Pemohon mendalilkan keberadaan Ketetapan MPR yang bercorak pengaturan itu dalam sejarah ketatanegaraan Republik Indonesia setidaknya telah 3 (tiga) kali menjadi penyelamat Negara Republik Indonesia ketika negara ini mengalami krisis konstitusional. Pertama, MPRS telah membuat Ketetapan yang melarang berkembangnya faham Marxisme dan Leninisme setelah terjadinya pemberontakan G 30 S PKI pada tahun 1965, setelah sebelumnya Pengemban Supersemar Jenderal Soeharto membubarkan PKI pada tanggal 3 Maret 1966. Kedua, MPRS menerbitkan Penetapan yang bersifat beshickking untuk menetapkan Pengembang Supersemar sebagai Pejabat Presiden Republik Indonesia setelah Presiden Soekarno diberhentikan oleh MPRS pada tahun 1967. Ketiga, MPR telah membuat Ketetapan tentang pertanggungjawaban Presiden melalui memorandum I dan II yang dapat memberhentikan Presiden dari jabatannya.

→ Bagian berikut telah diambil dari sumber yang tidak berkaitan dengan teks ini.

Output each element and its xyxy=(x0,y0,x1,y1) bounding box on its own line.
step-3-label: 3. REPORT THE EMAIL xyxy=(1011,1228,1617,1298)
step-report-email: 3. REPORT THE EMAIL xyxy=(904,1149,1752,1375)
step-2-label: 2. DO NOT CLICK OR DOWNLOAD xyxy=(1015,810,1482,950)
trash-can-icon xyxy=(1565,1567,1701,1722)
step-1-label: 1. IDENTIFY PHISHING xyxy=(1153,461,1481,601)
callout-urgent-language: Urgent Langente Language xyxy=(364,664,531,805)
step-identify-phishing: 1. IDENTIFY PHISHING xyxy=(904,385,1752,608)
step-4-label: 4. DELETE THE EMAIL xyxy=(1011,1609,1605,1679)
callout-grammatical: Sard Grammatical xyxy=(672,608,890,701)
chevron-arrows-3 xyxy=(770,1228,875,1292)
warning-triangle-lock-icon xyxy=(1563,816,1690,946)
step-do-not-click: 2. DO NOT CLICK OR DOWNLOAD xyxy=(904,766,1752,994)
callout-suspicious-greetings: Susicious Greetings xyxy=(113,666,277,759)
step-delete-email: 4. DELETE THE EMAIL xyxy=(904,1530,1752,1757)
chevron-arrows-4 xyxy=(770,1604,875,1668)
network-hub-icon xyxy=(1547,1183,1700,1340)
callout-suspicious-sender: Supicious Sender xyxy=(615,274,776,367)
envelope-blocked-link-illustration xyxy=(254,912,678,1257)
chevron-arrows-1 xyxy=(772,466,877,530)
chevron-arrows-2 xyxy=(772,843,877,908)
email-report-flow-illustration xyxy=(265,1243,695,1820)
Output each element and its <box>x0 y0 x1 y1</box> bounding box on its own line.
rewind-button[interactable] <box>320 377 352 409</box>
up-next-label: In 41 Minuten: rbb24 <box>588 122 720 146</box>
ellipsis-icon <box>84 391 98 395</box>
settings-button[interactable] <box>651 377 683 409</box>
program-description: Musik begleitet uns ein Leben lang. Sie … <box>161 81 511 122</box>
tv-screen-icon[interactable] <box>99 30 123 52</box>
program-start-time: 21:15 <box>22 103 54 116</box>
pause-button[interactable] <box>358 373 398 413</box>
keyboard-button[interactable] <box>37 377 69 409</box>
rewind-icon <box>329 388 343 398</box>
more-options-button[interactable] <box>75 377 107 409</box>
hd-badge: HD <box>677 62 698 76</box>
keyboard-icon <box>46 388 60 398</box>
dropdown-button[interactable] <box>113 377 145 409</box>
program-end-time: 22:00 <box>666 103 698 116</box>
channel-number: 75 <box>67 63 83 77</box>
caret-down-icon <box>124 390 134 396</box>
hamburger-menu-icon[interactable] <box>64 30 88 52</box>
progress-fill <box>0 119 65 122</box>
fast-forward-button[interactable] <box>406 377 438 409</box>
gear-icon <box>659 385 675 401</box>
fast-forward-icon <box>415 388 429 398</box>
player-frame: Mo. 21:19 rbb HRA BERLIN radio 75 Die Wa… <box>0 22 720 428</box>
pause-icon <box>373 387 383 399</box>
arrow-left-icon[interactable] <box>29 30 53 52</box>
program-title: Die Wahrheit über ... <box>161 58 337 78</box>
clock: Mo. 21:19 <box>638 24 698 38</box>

Ketetapan ini membuat pemberhentian Presiden Abdurrahman Wahid menjadi sah dan konstitusional. Keempat, MPR telah membuat Ketetapan MPR Nomor VII/MPR/1973 tentang Keadaan Presiden dan/atau Wakil Presiden Berhalangan. Ketetapan ini dijadikan dasar untuk berhentinya Presiden Soeharto dari jabatannya dan pengambilan sumpah jabatan Presiden BJ Habibie di hadapan Pimpinan Mahkamah Agung, ketika MPR dalam keadaan tidak dapat bersidang akibat krisis moneter tahun 1998. Ketetapan ini membuat berhentinya Presiden Suharto dan pengambilan sumpah Wakil Presiden BJ Habibie sebagai penggantinya menjadi sah dan konstitutional. Untuk itu, Sehingga dalam petitumnya, pemohon meminta MK untuk menyatakan Penjelasan Pasal 7 ayat (1) huruf b UU P3 bertentangan dengan UUD 1945 dan tidak mempunyai kekuatan hukum mengikat. (*)
Penulis: Utami Argawati
Editor: Lulu Anjarsari P.
Humas: Andhini S.F.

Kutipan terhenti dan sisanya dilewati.